“Angels in the Bible and Jewish Tradition,” Ensign, December 2014, 45
Ancient Jewish traditions regarding angels may seem strange or fragmentary to us, but they do communicate some basic ideas about how these beings were understood to function. The Restoration helps us understand them even better.
The Old Testament frequently uses the Hebrew word malach, which refers generally to a “messenger,” whether mortal or from the celestial realm. Heavenly messengers who bring word from God are often called “the angel [malach] of the Lord” (Genesis 22:11; Exodus 3:2). In addition, the words cherubim and seraphim appear in the Old Testament and are associated with different orders, kinds, or functions of angels.
Biblical and Jewish literature maintains that there are innumerable angels that make up the hosts of heaven (see Job 25:3; Psalm 68:17; 2 Kings 6:16–17) and suggests that these hosts were organized in some fashion. Many Jewish texts depict the archangel Michael (who is mentioned in Daniel 10:13, 21 and 12:1) at the head of this organization.

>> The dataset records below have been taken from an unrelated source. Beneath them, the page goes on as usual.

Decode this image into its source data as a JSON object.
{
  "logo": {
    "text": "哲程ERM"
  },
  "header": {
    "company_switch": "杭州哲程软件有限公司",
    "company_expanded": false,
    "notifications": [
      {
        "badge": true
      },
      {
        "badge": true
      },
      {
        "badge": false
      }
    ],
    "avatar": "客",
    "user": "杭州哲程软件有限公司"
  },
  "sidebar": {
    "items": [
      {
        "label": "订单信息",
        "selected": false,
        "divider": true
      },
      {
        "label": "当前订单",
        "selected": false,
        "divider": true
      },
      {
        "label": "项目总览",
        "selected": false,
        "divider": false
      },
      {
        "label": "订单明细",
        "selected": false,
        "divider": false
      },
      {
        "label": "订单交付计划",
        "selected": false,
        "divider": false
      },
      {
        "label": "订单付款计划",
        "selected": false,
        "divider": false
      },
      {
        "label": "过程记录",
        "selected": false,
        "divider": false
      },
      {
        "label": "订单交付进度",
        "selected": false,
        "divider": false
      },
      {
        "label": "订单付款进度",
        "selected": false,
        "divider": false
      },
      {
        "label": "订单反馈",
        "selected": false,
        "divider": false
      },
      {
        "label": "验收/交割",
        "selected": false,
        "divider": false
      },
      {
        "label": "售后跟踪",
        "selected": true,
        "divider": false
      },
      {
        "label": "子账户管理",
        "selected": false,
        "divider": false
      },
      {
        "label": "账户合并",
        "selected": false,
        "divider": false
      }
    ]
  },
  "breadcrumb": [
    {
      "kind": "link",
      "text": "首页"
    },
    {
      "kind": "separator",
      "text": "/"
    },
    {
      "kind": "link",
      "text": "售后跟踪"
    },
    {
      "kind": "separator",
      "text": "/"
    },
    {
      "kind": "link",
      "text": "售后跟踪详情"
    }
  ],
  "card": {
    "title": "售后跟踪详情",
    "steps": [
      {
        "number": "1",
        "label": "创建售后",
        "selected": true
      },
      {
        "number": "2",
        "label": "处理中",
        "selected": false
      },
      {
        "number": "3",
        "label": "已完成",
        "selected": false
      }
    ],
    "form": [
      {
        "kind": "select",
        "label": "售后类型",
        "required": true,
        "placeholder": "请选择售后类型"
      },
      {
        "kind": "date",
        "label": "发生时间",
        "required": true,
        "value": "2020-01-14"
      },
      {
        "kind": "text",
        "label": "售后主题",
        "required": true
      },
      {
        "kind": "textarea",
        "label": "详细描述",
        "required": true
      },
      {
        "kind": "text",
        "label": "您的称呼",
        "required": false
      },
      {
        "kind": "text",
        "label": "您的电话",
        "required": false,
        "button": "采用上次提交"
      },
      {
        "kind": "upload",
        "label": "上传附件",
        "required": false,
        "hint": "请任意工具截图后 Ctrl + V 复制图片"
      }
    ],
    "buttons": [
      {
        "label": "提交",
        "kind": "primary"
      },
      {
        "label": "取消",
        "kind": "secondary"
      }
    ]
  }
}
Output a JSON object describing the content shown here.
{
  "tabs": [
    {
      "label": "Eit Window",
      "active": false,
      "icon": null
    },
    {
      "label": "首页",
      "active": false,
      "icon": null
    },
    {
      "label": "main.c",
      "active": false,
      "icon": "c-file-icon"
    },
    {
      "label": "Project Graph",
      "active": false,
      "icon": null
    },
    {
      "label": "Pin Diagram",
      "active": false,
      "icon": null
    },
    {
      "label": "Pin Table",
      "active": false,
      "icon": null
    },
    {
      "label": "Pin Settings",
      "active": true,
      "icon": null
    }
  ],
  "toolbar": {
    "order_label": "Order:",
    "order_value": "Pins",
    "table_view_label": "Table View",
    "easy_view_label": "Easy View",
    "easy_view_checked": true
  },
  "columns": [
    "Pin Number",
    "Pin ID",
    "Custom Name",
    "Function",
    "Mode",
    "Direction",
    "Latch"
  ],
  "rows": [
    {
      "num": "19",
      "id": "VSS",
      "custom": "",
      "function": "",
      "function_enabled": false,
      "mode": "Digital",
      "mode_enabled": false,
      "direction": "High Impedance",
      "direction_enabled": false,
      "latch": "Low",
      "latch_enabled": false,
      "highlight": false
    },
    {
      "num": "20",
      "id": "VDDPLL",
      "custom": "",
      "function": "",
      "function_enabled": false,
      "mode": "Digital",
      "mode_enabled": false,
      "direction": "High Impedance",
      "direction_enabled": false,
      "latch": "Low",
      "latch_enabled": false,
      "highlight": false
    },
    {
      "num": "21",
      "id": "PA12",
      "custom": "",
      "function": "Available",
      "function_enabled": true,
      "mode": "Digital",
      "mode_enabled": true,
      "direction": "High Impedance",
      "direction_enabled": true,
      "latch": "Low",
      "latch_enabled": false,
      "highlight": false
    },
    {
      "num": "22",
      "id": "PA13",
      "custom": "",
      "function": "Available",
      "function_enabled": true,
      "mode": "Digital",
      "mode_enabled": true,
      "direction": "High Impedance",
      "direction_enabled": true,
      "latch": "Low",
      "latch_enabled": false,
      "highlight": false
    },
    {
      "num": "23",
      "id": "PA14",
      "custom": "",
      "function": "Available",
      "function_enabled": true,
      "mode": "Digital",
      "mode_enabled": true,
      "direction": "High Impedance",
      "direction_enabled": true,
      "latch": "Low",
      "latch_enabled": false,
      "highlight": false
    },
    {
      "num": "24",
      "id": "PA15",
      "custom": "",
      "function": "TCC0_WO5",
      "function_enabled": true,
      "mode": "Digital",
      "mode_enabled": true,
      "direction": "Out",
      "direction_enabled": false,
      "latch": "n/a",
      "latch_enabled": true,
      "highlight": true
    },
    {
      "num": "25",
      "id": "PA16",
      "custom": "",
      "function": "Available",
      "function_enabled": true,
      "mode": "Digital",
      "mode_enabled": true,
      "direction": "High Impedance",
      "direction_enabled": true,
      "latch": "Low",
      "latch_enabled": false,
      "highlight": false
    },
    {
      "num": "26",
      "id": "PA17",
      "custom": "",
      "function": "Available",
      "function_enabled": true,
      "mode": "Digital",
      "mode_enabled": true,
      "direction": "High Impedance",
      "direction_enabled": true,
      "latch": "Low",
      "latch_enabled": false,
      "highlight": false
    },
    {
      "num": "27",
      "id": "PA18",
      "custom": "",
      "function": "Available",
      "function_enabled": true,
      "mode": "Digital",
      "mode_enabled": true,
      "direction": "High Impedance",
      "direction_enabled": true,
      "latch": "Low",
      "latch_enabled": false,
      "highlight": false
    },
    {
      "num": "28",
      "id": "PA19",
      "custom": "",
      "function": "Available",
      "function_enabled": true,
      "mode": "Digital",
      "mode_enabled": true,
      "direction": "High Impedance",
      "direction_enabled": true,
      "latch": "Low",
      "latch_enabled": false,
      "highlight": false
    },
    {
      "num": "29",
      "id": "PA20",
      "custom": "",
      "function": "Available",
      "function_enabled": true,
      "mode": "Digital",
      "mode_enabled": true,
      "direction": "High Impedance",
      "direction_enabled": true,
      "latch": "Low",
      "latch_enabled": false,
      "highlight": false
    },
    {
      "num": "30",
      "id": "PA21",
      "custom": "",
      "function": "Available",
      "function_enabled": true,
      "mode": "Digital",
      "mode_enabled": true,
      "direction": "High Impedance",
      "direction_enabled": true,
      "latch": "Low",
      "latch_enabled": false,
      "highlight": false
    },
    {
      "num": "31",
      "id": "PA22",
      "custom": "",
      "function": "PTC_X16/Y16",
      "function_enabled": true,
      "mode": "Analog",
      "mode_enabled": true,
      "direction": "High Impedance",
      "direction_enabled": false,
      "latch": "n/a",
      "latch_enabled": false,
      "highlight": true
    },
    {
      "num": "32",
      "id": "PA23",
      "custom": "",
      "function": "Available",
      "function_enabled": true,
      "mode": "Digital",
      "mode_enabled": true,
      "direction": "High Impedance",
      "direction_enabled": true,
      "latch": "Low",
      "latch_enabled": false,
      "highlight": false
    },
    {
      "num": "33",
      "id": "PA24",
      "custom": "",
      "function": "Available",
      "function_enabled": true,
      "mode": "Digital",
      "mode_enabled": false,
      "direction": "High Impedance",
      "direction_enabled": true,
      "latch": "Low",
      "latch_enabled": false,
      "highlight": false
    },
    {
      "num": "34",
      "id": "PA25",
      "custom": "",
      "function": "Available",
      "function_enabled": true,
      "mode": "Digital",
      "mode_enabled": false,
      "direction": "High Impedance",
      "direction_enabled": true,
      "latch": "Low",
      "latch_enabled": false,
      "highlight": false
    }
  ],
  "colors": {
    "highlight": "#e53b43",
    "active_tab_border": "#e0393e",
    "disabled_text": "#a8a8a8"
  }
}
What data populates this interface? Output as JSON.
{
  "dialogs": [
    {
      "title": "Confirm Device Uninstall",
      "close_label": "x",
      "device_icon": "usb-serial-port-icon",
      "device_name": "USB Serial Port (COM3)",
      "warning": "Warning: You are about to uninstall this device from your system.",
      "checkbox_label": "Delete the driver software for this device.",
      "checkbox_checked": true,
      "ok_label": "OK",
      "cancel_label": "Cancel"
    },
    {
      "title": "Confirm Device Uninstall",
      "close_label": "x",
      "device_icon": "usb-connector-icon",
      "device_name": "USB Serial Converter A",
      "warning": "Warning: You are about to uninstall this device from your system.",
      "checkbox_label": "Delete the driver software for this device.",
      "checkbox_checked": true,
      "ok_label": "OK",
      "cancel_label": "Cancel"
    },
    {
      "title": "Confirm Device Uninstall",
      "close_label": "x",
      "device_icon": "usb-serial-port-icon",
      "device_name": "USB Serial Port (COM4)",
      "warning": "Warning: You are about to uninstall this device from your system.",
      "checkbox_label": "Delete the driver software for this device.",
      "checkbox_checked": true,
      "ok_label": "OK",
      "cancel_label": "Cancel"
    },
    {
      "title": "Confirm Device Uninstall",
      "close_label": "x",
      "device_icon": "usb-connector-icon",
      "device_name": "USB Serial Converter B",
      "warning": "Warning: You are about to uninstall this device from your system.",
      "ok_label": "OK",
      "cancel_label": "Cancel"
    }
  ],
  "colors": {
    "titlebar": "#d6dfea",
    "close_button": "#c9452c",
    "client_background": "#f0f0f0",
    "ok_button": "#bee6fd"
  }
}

Though little has been revealed about such things, the Restoration does confirm and expand on the basic idea that angels function within a structure or order of heaven. The Lord even revealed to the Prophet Joseph Smith that the archangel Michael is Adam and stands at the head of a heavenly organization (see D&C 27:11; 78:16; 107:53–56).
The Restoration gives clarity to Latter-day Saints’ understanding of the Old Testament references to angels, as well as the role of angels in God’s dealings with His children.